1. Face-wall-facing abdominal muscle wheels
Handholding abdominal muscle wheels faces the wall, holding the wheels flat with both hands to push upwards along the wall, and the body extends upwards with the wheels, reaching the extreme Slowly return to the initial position for a limited time, and then repeat the training.
Or lift the abdominal muscle wheel with your back to the wall with both hands, then push the roller back and forth on the wall, and stretch the body to the maximum extent, and repeat the operation.
2. Kneeling Abdominal Wheel
First kneel on the ground, then hold the handle of the abdominal muscle wheel with both hands (make sure that both hands are evenly used), repeatedly push and pull the roller forward, and at the same time stretch the body forward to the maximum extent, and then return to the original original of the kneeling position , repeat the position.

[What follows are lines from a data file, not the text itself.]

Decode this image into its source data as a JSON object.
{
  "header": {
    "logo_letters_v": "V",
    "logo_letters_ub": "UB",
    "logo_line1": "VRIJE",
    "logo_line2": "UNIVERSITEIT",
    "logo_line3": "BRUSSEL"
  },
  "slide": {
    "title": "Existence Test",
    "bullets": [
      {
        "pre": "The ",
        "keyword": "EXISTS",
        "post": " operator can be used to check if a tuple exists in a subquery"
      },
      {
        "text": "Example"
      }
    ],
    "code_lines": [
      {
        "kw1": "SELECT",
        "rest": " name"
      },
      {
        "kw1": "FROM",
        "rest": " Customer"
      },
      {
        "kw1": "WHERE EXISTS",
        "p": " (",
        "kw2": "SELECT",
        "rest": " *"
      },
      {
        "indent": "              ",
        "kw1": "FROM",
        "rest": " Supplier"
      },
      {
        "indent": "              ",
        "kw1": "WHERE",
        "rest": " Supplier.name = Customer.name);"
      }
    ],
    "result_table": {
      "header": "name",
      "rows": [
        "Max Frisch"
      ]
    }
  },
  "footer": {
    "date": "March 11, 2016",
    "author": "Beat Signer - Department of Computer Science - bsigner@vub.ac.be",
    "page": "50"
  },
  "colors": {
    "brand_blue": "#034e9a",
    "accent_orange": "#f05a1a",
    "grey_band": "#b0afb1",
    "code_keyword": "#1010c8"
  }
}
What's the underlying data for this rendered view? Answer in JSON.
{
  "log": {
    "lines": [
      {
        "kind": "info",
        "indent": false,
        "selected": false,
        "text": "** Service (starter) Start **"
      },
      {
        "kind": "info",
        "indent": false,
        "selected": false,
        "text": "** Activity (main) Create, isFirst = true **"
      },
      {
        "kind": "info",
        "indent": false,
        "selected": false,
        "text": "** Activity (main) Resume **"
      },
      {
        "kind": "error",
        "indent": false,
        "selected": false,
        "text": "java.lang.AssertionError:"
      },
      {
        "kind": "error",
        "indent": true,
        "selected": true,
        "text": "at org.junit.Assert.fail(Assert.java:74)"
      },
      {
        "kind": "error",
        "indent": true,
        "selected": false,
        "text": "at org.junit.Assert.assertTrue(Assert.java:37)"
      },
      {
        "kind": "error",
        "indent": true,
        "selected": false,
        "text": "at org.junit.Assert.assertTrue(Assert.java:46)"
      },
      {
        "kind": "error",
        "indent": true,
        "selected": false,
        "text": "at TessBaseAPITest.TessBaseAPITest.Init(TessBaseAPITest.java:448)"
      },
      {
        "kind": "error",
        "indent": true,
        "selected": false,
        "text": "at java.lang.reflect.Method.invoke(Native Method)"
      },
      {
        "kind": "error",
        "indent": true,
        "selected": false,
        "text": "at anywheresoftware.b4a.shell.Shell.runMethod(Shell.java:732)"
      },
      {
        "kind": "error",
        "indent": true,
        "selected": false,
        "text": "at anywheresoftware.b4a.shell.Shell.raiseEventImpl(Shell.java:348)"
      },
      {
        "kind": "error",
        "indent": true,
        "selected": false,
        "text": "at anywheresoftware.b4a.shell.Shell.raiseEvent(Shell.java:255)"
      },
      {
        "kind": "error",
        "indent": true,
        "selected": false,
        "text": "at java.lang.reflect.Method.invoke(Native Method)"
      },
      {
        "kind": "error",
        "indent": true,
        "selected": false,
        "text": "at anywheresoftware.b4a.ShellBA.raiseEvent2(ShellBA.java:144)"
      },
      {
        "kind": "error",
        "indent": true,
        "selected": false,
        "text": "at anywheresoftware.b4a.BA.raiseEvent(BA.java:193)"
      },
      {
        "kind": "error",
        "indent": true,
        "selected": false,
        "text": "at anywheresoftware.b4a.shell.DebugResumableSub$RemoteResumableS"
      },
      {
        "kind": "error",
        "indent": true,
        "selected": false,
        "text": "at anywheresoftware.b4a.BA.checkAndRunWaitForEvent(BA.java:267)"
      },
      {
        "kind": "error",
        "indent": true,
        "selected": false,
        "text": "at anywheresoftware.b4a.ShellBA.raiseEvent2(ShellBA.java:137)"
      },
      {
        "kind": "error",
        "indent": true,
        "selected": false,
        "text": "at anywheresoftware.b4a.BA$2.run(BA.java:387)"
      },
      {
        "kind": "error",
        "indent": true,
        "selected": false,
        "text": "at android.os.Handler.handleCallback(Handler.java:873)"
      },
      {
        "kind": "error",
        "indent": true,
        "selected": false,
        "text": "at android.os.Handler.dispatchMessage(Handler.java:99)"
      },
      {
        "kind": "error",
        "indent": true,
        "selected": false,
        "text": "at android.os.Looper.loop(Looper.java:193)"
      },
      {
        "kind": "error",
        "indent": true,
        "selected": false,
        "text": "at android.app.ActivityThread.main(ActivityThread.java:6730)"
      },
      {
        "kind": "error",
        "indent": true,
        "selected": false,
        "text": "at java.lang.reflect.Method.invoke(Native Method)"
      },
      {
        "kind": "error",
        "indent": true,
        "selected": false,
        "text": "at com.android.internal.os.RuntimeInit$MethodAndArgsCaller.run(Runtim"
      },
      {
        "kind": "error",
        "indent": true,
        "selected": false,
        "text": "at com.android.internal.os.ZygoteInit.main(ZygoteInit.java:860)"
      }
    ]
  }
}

3. Stand-standing abdominal muscle wheel
3. Stand-standing abdominal muscle wheel
First spread the legs apart, slightly wider than shoulders, then push the waist and abdomen down, hold the abdominal muscle wheel forward, stretch the body forward to the maximum extent, and then return to the initial original position of the standing position, repeat the operation.
4. Calf-style abdominal muscle wheel
Sit on a chair, step on the handle of the abdominal muscle wheel, and then use your feet to push the roller. During the push, stretch the calf forward as far as possible to the maximum support, and then return to In situ, just repeat the operation.
5. Back-type abdominal muscle wheel
First sit on the ground, place the abdominal muscle wheel on the back, grab the handle of the roller with both hands and push it back and forth. At the same time, stretch the body back to the maximum extent, and then return to the original position.